The Handmaid’s Tale, la recensione della terza stagione

La terza stagione di The Handmaid’s Tale (trailer) si conferma un prodotto seriale di successo e soprattutto di grande impatto, dal punto di vista estetico ma anche da quello dei contenuti che, per la loro potenza, sono ormai entrati a far parte del nostro immaginario contemporaneo.

Trasmessa in America nel 2019 da Hulu e in Italia da TIMVISION, la nuova stagione riprende a livello narrativo l’esatto momento in cui eravamo stati lasciati nel precedente finale di stagione. June (interpretata dalla ormai nota Elisabeth Moss), dopo aver affidato la figlia Nicole ad Alex (Alexis Bledel) con il compito di portarla in salvo in Canada, prende la difficile decisione di non fuggire insieme a loro e di restare nell’infernale Gilead.

La terza stagione vede ancora le vicende di June all’interno della dittatura di Gilead ma, adesso, la protagonista ha una consapevolezza diversa, un fuoco vivo che le arde dentro: è pronta a tutto pur di salvare la figlia Hannah e le altre ancelle. June non ha più paura ed è pronta a farsi carico del nuovo movimento rivoluzionario e di resistenza, che abbiamo già avuto modo di intravedere nella precedente stagione e che ha lo scopo di portare dall’interno Gilead alla disfatta. Questo cambiamento della protagonista sarà il vero leitmotiv che manderà avanti la narrazione della terza stagione, segnando un cambio di rotta con le precedenti.

Il fuoco vivo nell’animo di June si manifesta anche nelle scelte stilistiche. Vediamo sempre più luoghi flebilmente illuminati, ideali per alimentare una resistenza pronta a rovesciare l’ordine precostituito, e sempre meno le “coreografie” (ormai un classico di The Handmaid’s Tale) del movimento delle divise rosse delle ancelle che, inquadrate dall’alto, ricordano quasi una danza o una lenta marcia di stanchi soldati.

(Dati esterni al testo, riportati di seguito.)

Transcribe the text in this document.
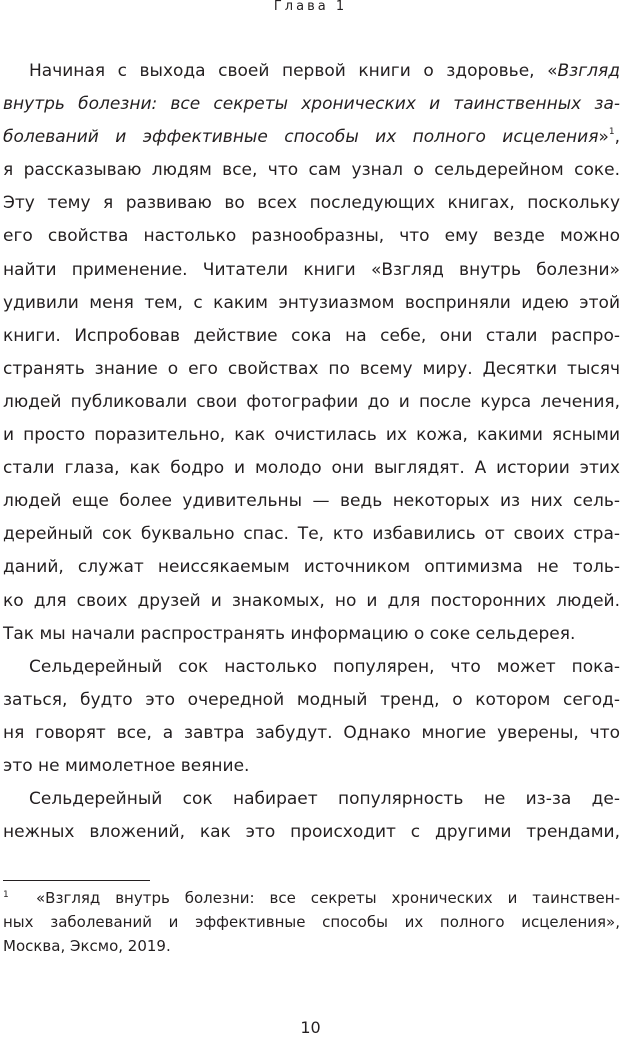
Глава 1
Начиная с выхода своей первой книги о здоровье, «Взгляд
внутрь болезни: все секреты хронических и таинственных за-
болеваний и эффективные способы их полного исцеления»$^1$,
я рассказываю людям все, что сам узнал о сельдерейном соке.
Эту тему я развиваю во всех последующих книгах, поскольку
его свойства настолько разнообразны, что ему везде можно
найти применение. Читатели книги «Взгляд внутрь болезни»
удивили меня тем, с каким энтузиазмом восприняли идею этой
книги. Испробовав действие сока на себе, они стали распро-
странять знание о его свойствах по всему миру. Десятки тысяч
людей публиковали свои фотографии до и после курса лечения,
и просто поразительно, как очистилась их кожа, какими ясными
стали глаза, как бодро и молодо они выглядят. А истории этих
людей еще более удивительны — ведь некоторых из них сель-
дерейный сок буквально спас. Те, кто избавились от своих стра-
даний, служат неиссякаемым источником оптимизма не толь-
ко для своих друзей и знакомых, но и для посторонних людей.
Так мы начали распространять информацию о соке сельдерея.
Сельдерейный сок настолько популярен, что может пока-
заться, будто это очередной модный тренд, о котором сегод-
ня говорят все, а завтра забудут. Однако многие уверены, что
это не мимолетное веяние.
Сельдерейный сок набирает популярность не из-за де-
нежных вложений, как это происходит с другими трендами,
1 «Взгляд внутрь болезни: все секреты хронических и таинствен-
ных заболеваний и эффективные способы их полного исцеления»,
Москва, Эксмо, 2019.
10
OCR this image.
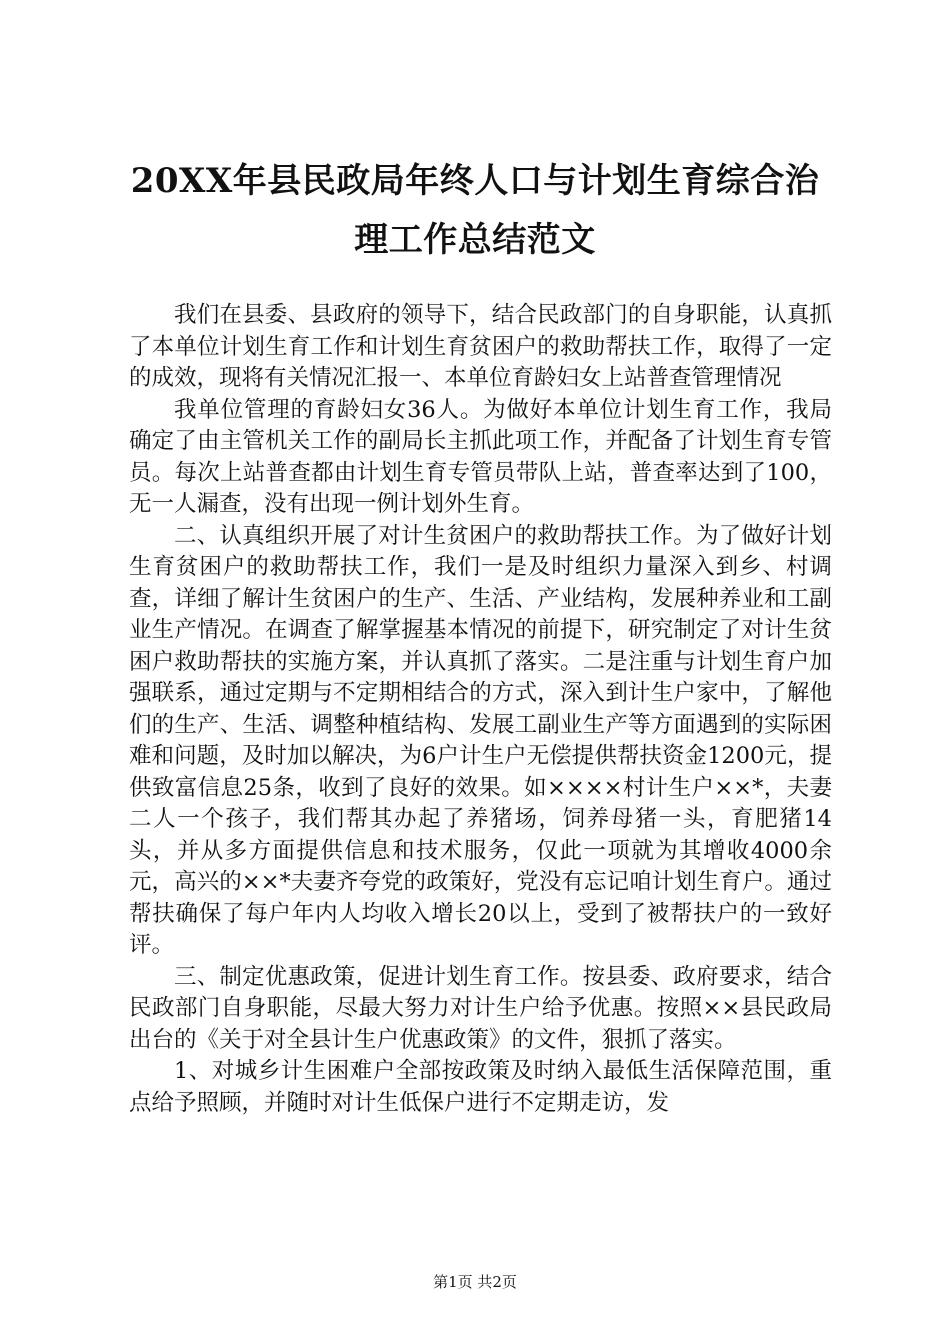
20XX年县民政局年终人口与计划生育综合治
理工作总结范文

我们在县委、县政府的领导下，结合民政部门的自身职能，认真抓了本单位计划生育工作和计划生育贫困户的救助帮扶工作，取得了一定的成效，现将有关情况汇报一、本单位育龄妇女上站普查管理情况

我单位管理的育龄妇女36人。为做好本单位计划生育工作，我局确定了由主管机关工作的副局长主抓此项工作，并配备了计划生育专管员。每次上站普查都由计划生育专管员带队上站，普查率达到了100，无一人漏查，没有出现一例计划外生育。

二、认真组织开展了对计生贫困户的救助帮扶工作。为了做好计划生育贫困户的救助帮扶工作，我们一是及时组织力量深入到乡、村调查，详细了解计生贫困户的生产、生活、产业结构，发展种养业和工副业生产情况。在调查了解掌握基本情况的前提下，研究制定了对计生贫困户救助帮扶的实施方案，并认真抓了落实。二是注重与计划生育户加强联系，通过定期与不定期相结合的方式，深入到计生户家中，了解他们的生产、生活、调整种植结构、发展工副业生产等方面遇到的实际困难和问题，及时加以解决，为6户计生户无偿提供帮扶资金1200元，提供致富信息25条，收到了良好的效果。如××××村计生户××*，夫妻二人一个孩子，我们帮其办起了养猪场，饲养母猪一头，育肥猪14头，并从多方面提供信息和技术服务，仅此一项就为其增收4000余元，高兴的××*夫妻齐夸党的政策好，党没有忘记咱计划生育户。通过帮扶确保了每户年内人均收入增长20以上，受到了被帮扶户的一致好评。

三、制定优惠政策，促进计划生育工作。按县委、政府要求，结合民政部门自身职能，尽最大努力对计生户给予优惠。按照××县民政局出台的《关于对全县计生户优惠政策》的文件，狠抓了落实。

1、对城乡计生困难户全部按政策及时纳入最低生活保障范围，重点给予照顾，并随时对计生低保户进行不定期走访，发

第1页 共2页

Quello che invece non manca sono le violenze fisiche e mentali a danno delle ancelle, sempre più atroci ed esplicite, a ricordare che la libertà, in un inferno del genere, si può ottenere solo ad un prezzo molto alto.

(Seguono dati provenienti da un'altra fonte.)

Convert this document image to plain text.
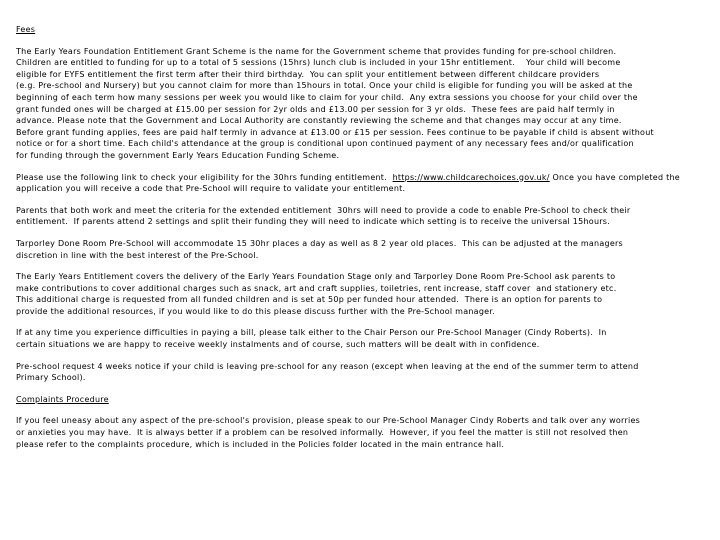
Fees
The Early Years Foundation Entitlement Grant Scheme is the name for the Government scheme that provides funding for pre-school children.
Children are entitled to funding for up to a total of 5 sessions (15hrs) lunch club is included in your 15hr entitlement.    Your child will become
eligible for EYFS entitlement the first term after their third birthday.  You can split your entitlement between different childcare providers
(e.g. Pre-school and Nursery) but you cannot claim for more than 15hours in total. Once your child is eligible for funding you will be asked at the
beginning of each term how many sessions per week you would like to claim for your child.  Any extra sessions you choose for your child over the
grant funded ones will be charged at £15.00 per session for 2yr olds and £13.00 per session for 3 yr olds.  These fees are paid half termly in
advance. Please note that the Government and Local Authority are constantly reviewing the scheme and that changes may occur at any time.
Before grant funding applies, fees are paid half termly in advance at £13.00 or £15 per session. Fees continue to be payable if child is absent without
notice or for a short time. Each child's attendance at the group is conditional upon continued payment of any necessary fees and/or qualification
for funding through the government Early Years Education Funding Scheme.
Please use the following link to check your eligibility for the 30hrs funding entitlement.  https://www.childcarechoices.gov.uk/ Once you have completed the
application you will receive a code that Pre-School will require to validate your entitlement.
Parents that both work and meet the criteria for the extended entitlement  30hrs will need to provide a code to enable Pre-School to check their
entitlement.  If parents attend 2 settings and split their funding they will need to indicate which setting is to receive the universal 15hours.
Tarporley Done Room Pre-School will accommodate 15 30hr places a day as well as 8 2 year old places.  This can be adjusted at the managers
discretion in line with the best interest of the Pre-School.
The Early Years Entitlement covers the delivery of the Early Years Foundation Stage only and Tarporley Done Room Pre-School ask parents to
make contributions to cover additional charges such as snack, art and craft supplies, toiletries, rent increase, staff cover  and stationery etc.
This additional charge is requested from all funded children and is set at 50p per funded hour attended.  There is an option for parents to
provide the additional resources, if you would like to do this please discuss further with the Pre-School manager.
If at any time you experience difficulties in paying a bill, please talk either to the Chair Person our Pre-School Manager (Cindy Roberts).  In
certain situations we are happy to receive weekly instalments and of course, such matters will be dealt with in confidence.
Pre-school request 4 weeks notice if your child is leaving pre-school for any reason (except when leaving at the end of the summer term to attend
Primary School).
Complaints Procedure
If you feel uneasy about any aspect of the pre-school's provision, please speak to our Pre-School Manager Cindy Roberts and talk over any worries
or anxieties you may have.  It is always better if a problem can be resolved informally.  However, if you feel the matter is still not resolved then
please refer to the complaints procedure, which is included in the Policies folder located in the main entrance hall.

June, nello scorrere delle tredici puntate che compongono la stagione, acquisisce sempre più i connotati di un personaggio grigio, né totalmente buono né totalmente cattivo; il docile agnellino dei primi episodi della prima stagione, a causa dei molteplici abusi, si è trasformato in un feroce lupo, a tratti assetato di vendetta. Nella sua mente si staglia un nitido obiettivo forgiato da nobili principi, ed è pronta a tutto per stringerlo tra le mani, anche se questo significa perseguirlo con azioni o metodi violenti.

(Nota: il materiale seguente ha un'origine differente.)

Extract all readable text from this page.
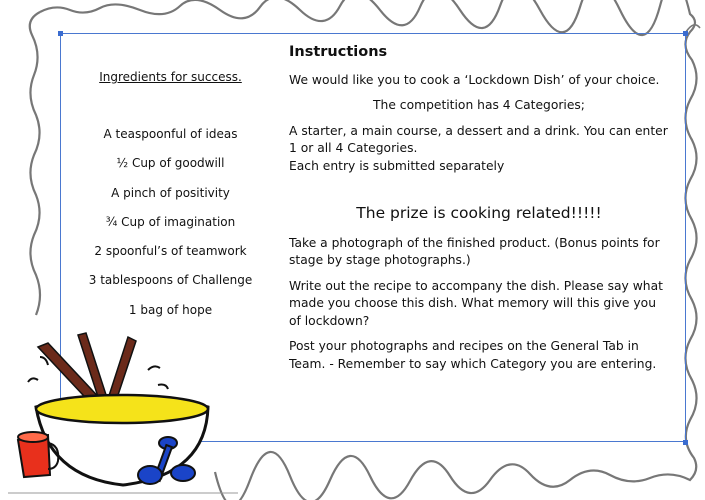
Ingredients for success.
A teaspoonful of ideas
½ Cup of goodwill
A pinch of positivity
¾ Cup of imagination
2 spoonful’s of teamwork
3 tablespoons of Challenge
1 bag of hope
Instructions

We would like you to cook a ‘Lockdown Dish’ of your choice.

The competition has 4 Categories;

A starter, a main course, a dessert and a drink. You can enter 1 or all 4 Categories.

Each entry is submitted separately

The prize is cooking related!!!!!

Take a photograph of the finished product. (Bonus points for stage by stage photographs.)

Write out the recipe to accompany the dish. Please say what made you choose this dish. What memory will this give you of lockdown?

Post your photographs and recipes on the General Tab in Team. - Remember to say which Category you are entering.
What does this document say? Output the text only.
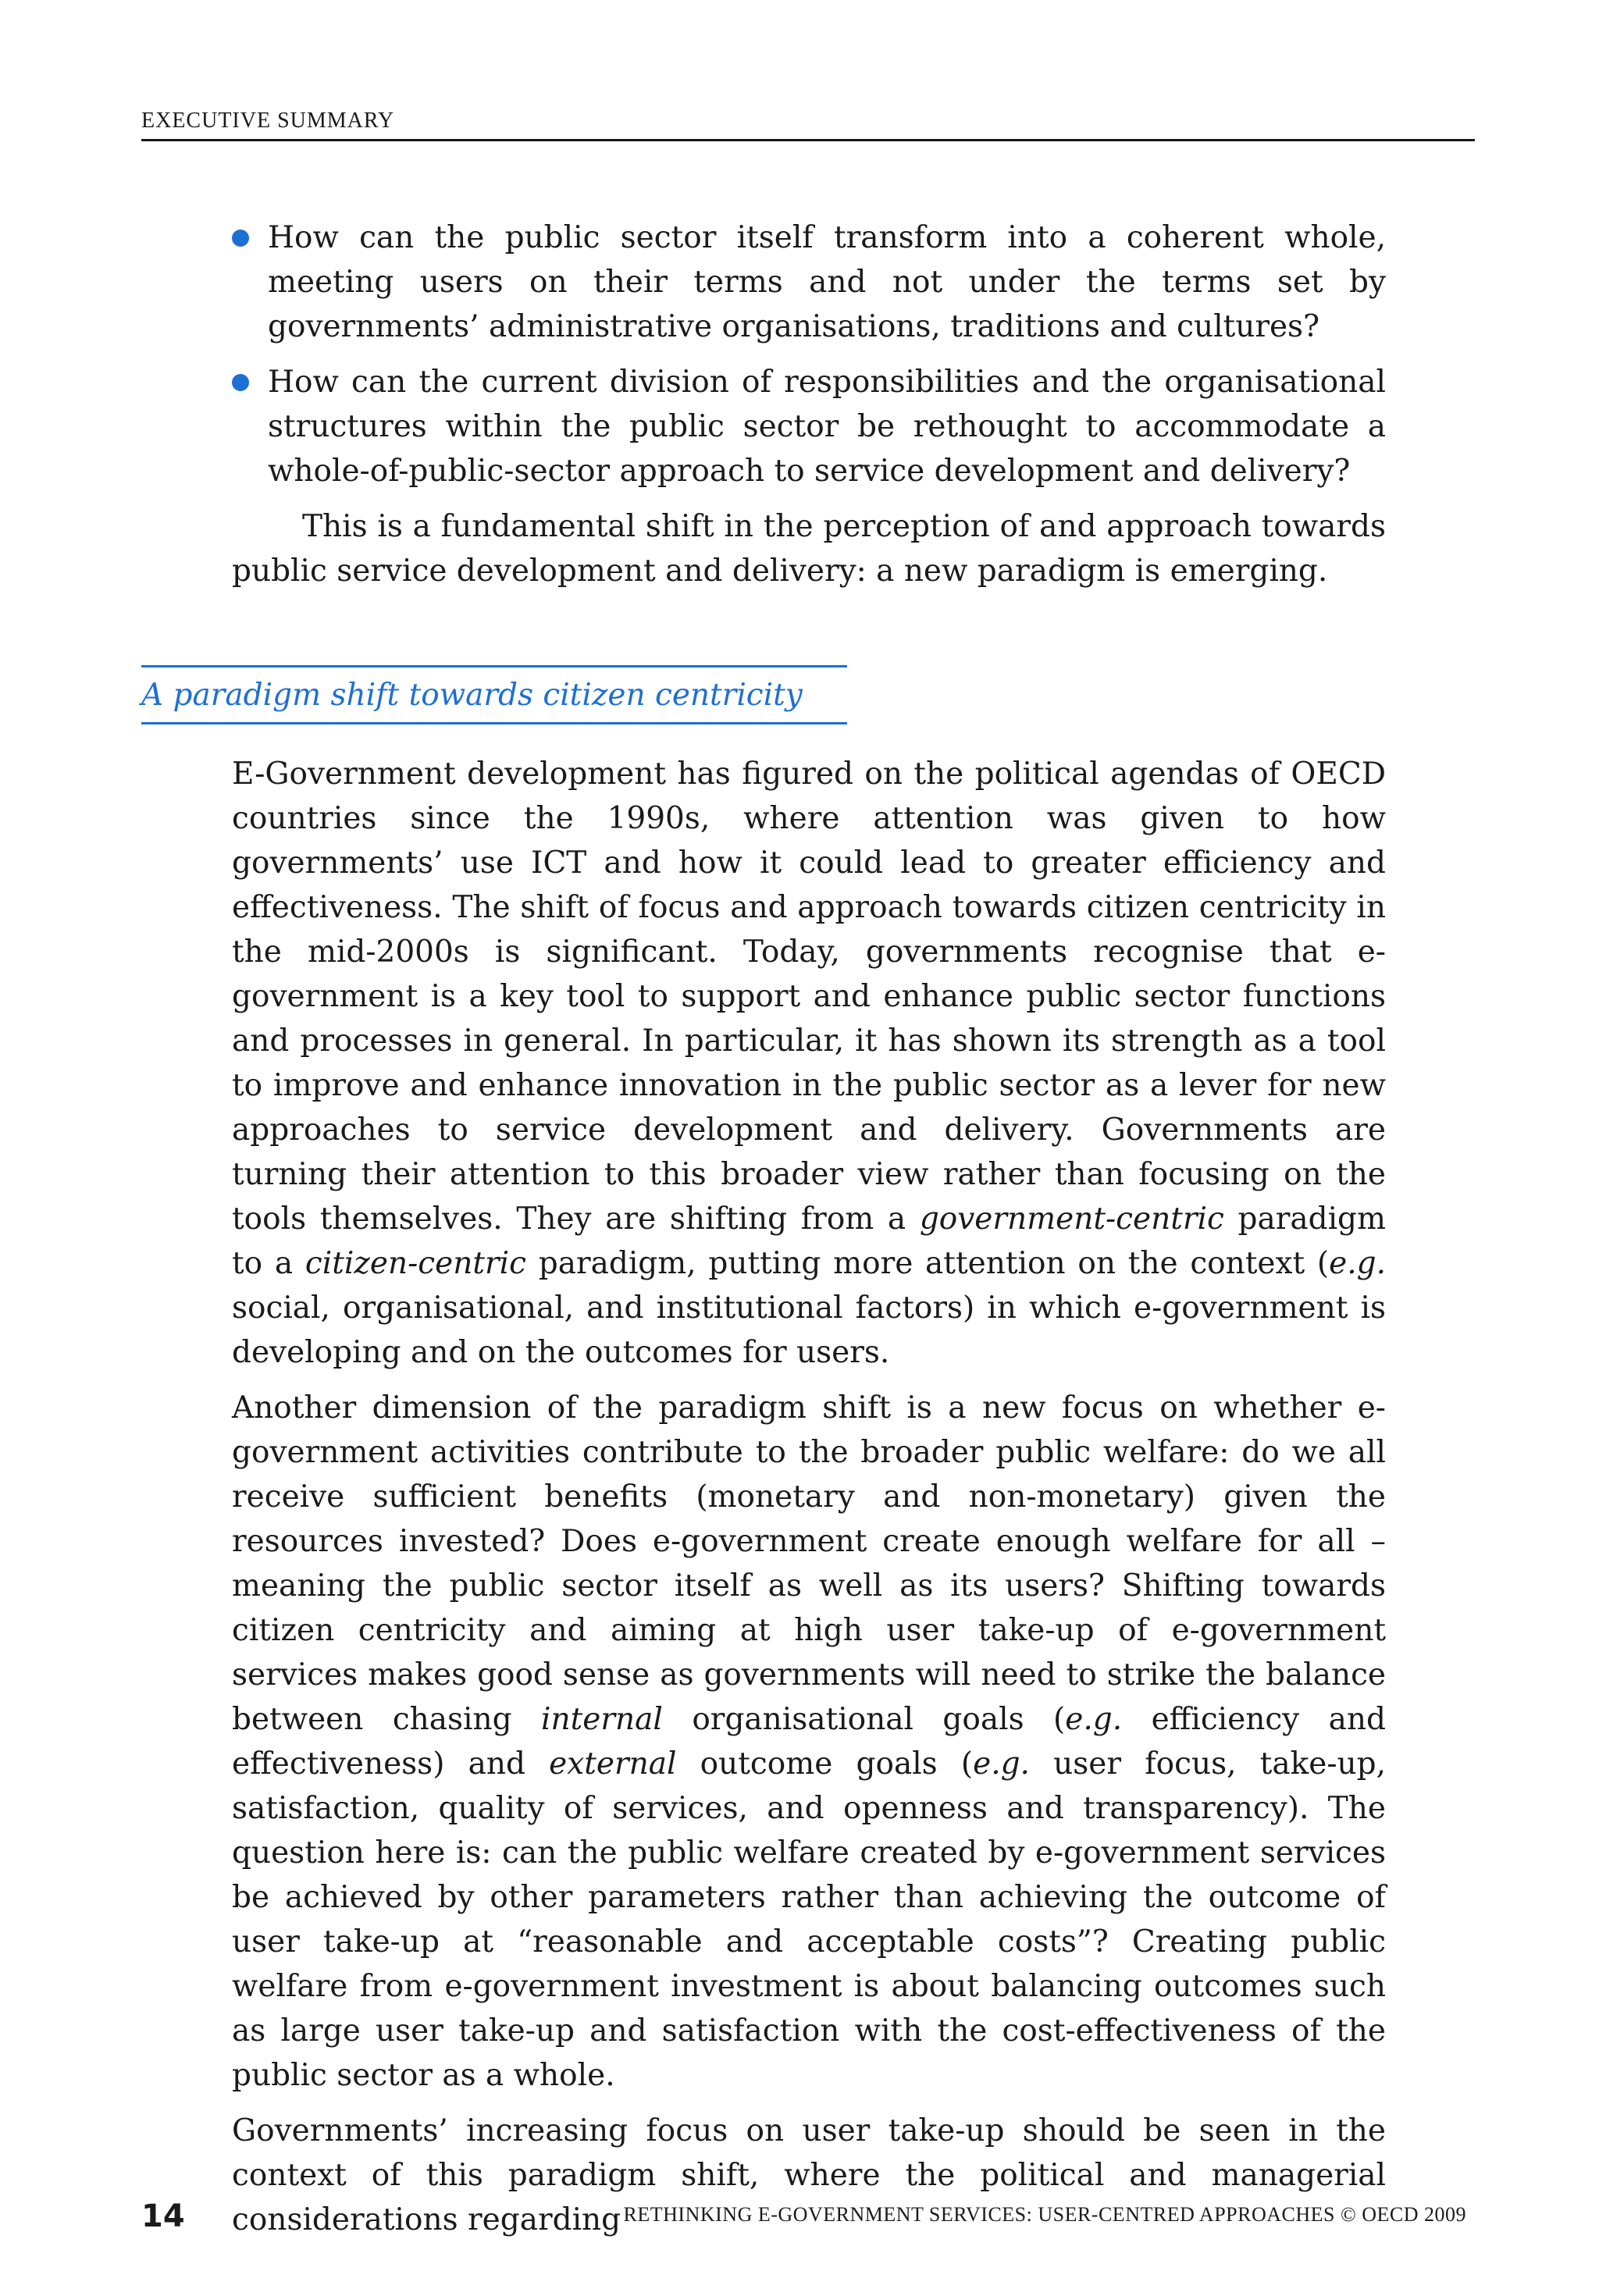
EXECUTIVE SUMMARY
How can the public sector itself transform into a coherent whole, meeting users on their terms and not under the terms set by governments’ administrative organisations, traditions and cultures?
How can the current division of responsibilities and the organisational structures within the public sector be rethought to accommodate a whole-of-public-sector approach to service development and delivery?

This is a fundamental shift in the perception of and approach towards public service development and delivery: a new paradigm is emerging.

A paradigm shift towards citizen centricity

E-Government development has figured on the political agendas of OECD countries since the 1990s, where attention was given to how governments’ use ICT and how it could lead to greater efficiency and effectiveness. The shift of focus and approach towards citizen centricity in the mid-2000s is significant. Today, governments recognise that e-government is a key tool to support and enhance public sector functions and processes in general. In particular, it has shown its strength as a tool to improve and enhance innovation in the public sector as a lever for new approaches to service development and delivery. Governments are turning their attention to this broader view rather than focusing on the tools themselves. They are shifting from a government-centric paradigm to a citizen-centric paradigm, putting more attention on the context (e.g. social, organisational, and institutional factors) in which e-government is developing and on the outcomes for users.

Another dimension of the paradigm shift is a new focus on whether e-government activities contribute to the broader public welfare: do we all receive sufficient benefits (monetary and non-monetary) given the resources invested? Does e-government create enough welfare for all – meaning the public sector itself as well as its users? Shifting towards citizen centricity and aiming at high user take-up of e-government services makes good sense as governments will need to strike the balance between chasing internal organisational goals (e.g. efficiency and effectiveness) and external outcome goals (e.g. user focus, take-up, satisfaction, quality of services, and openness and transparency). The question here is: can the public welfare created by e-government services be achieved by other parameters rather than achieving the outcome of user take-up at “reasonable and acceptable costs”? Creating public welfare from e-government investment is about balancing outcomes such as large user take-up and satisfaction with the cost-effectiveness of the public sector as a whole.

Governments’ increasing focus on user take-up should be seen in the context of this paradigm shift, where the political and managerial considerations regarding

14	RETHINKING E-GOVERNMENT SERVICES: USER-CENTRED APPROACHES © OECD 2009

Anche questa terza stagione fornisce largo spazio alla rappresentazione delle figure femminili e alle loro contraddizioni: ai personaggi di Alex e Zia Lydia (Ann Dowd) vengono dedicate due intense puntate che portano lo spettatore ad una maggiore comprensione ed empatia. Una di queste tratta la fuga di Alex in Canada e il suo disperato tentativo di riprendersi la vita che aveva un tempo, ma con la consapevolezza che ormai le violenze subite l’hanno resa una persona diversa. L’altra focalizza invece la vita “pre-Gilead” di Zia Lydia, l’incarnazione della perversione e violenza di una donna verso le altre donne. Sempre più importanza a livello narrativo viene poi data al personaggio di Serena Watherford (Yvonne Strahoski): il suo essere contemporaneamente vittima e carnefice in un sistema che lei stesso ha contribuito a creare, inizia a sgretolarsi. Si delinea un nuovo tipo di donna, consapevole dei suoi errori e intenzionata ad ascoltare il suo cuore e l’amore per Nicole.

Degne di nota e ormai riconoscibili sono la composizione simbolica delle inquadrature di The Handmaid’s Tale, la scelta dei colori e la volontà di trasmette emozioni potenti, legate al destino di una donna costretta a vivere in un mondo ai limiti dell’assurdo. Tutta questa potenza confluisce del finale di stagione, che lascia lo spettatore a bocca aperta e consapevole che forse, il cambiamento tanto desiderato, non è poi così lontano.